Die Kleine Anfrage behandelt die Sicherstellung der Ernährung von Heimtieren in Nordrhein-Westfalen vor dem Hintergrund der Gasknappheit, die durch den Ukraine-Krieg verursacht wurde. Die Abgeordneten fragen nach der Situation der Tiernahrungsproduktion und den Auswirkungen auf Tierheime.
👥 Wer ist betroffen?
Betroffen sind die über 27 Millionen Hunde und Katzen sowie 4,6 Millionen Kleintiere in Deutschland, insbesondere in Nordrhein-Westfalen.

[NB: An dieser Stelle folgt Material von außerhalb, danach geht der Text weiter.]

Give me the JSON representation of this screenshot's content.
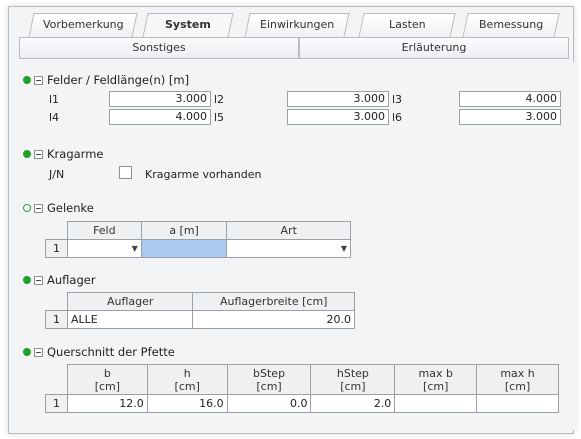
{
  "tabs": [
    {
      "label": "Vorbemerkung",
      "active": false
    },
    {
      "label": "System",
      "active": true
    },
    {
      "label": "Einwirkungen",
      "active": false
    },
    {
      "label": "Lasten",
      "active": false
    },
    {
      "label": "Bemessung",
      "active": false
    }
  ],
  "subtabs": [
    "Sonstiges",
    "Erläuterung"
  ],
  "felder": {
    "title": "Felder / Feldlänge(n) [m]",
    "fields": [
      {
        "label": "l1",
        "value": "3.000"
      },
      {
        "label": "l2",
        "value": "3.000"
      },
      {
        "label": "l3",
        "value": "4.000"
      },
      {
        "label": "l4",
        "value": "4.000"
      },
      {
        "label": "l5",
        "value": "3.000"
      },
      {
        "label": "l6",
        "value": "3.000"
      }
    ]
  },
  "kragarme": {
    "title": "Kragarme",
    "jn_label": "J/N",
    "checkbox_label": "Kragarme vorhanden",
    "checked": false
  },
  "gelenke": {
    "title": "Gelenke",
    "columns": [
      "Feld",
      "a [m]",
      "Art"
    ],
    "rows": [
      {
        "no": "1",
        "feld": "",
        "a": "",
        "art": ""
      }
    ]
  },
  "auflager": {
    "title": "Auflager",
    "columns": [
      "Auflager",
      "Auflagerbreite [cm]"
    ],
    "rows": [
      {
        "no": "1",
        "auflager": "ALLE",
        "breite": "20.0"
      }
    ]
  },
  "querschnitt": {
    "title": "Querschnitt der Pfette",
    "columns": [
      {
        "name": "b",
        "unit": "[cm]"
      },
      {
        "name": "h",
        "unit": "[cm]"
      },
      {
        "name": "bStep",
        "unit": "[cm]"
      },
      {
        "name": "hStep",
        "unit": "[cm]"
      },
      {
        "name": "max b",
        "unit": "[cm]"
      },
      {
        "name": "max h",
        "unit": "[cm]"
      }
    ],
    "rows": [
      {
        "no": "1",
        "values": [
          "12.0",
          "16.0",
          "0.0",
          "2.0",
          "",
          ""
        ]
      }
    ]
  },
  "colors": {
    "status_green": "#1fa12a",
    "selected_cell": "#a9c9ee"
  }
}
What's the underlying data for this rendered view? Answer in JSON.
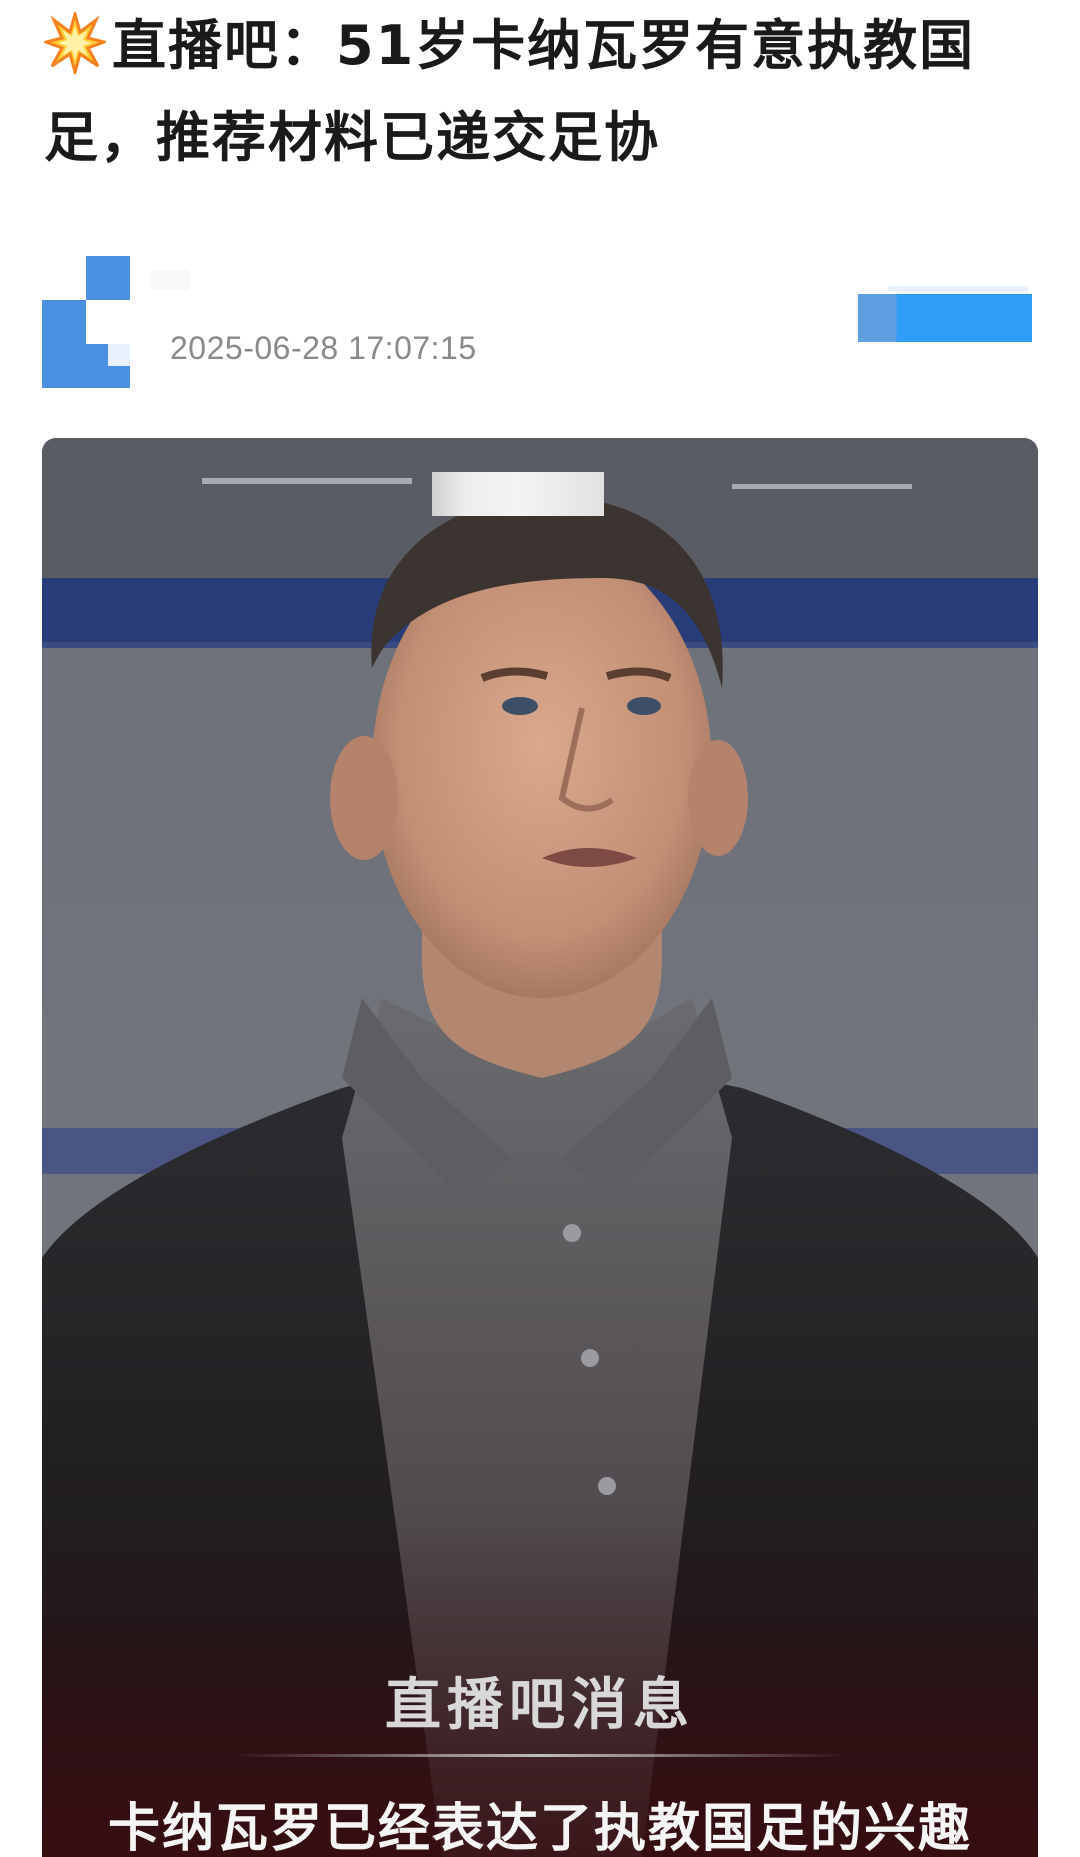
{
  "article": {
    "headline": "直播吧：51岁卡纳瓦罗有意执教国足，推荐材料已递交足协",
    "headline_icon": "collision-burst-icon"
  },
  "author": {
    "avatar_icon": "author-avatar-logo",
    "publish_time": "2025-06-28 17:07:15",
    "follow_label": "",
    "accent_color": "#2f9cf5"
  },
  "photo": {
    "overlay_title": "直播吧消息",
    "overlay_caption": "卡纳瓦罗已经表达了执教国足的兴趣"
  }
}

Auch Tierheime sind betroffen, die bereits an ihrer Belastungsgrenze sind.
🎯 Was wird vorgeschlagen?
Die Abgeordneten fragen, wie die Landesregierung die Situation der Heimtierernährung und der Tierheime bewertet und welche Maßnahmen zur Sicherstellung der Versorgung geplant sind.
🔎 Was wurde geantwortet?
Die Landesregierung sieht aktuell keine Versorgungsengpässe bei der Tiernahrung, warnt jedoch vor möglichen Preissteigerungen. Es gibt keine konkreten Zahlen zur Situation der Tierheime, und spezielle Maßnahmen zur Unterstützung sind derzeit nicht geplant.
⚡ Einordnung
Die Antwort der Landesregierung zeigt, dass sie die Situation beobachtet, jedoch keine akuten Maßnahmen ergreifen will. Dies könnte in der Öffentlichkeit auf Kritik stoßen, insbesondere von Tierschutzorganisationen, die auf die Notlage der Tierheime hinweisen.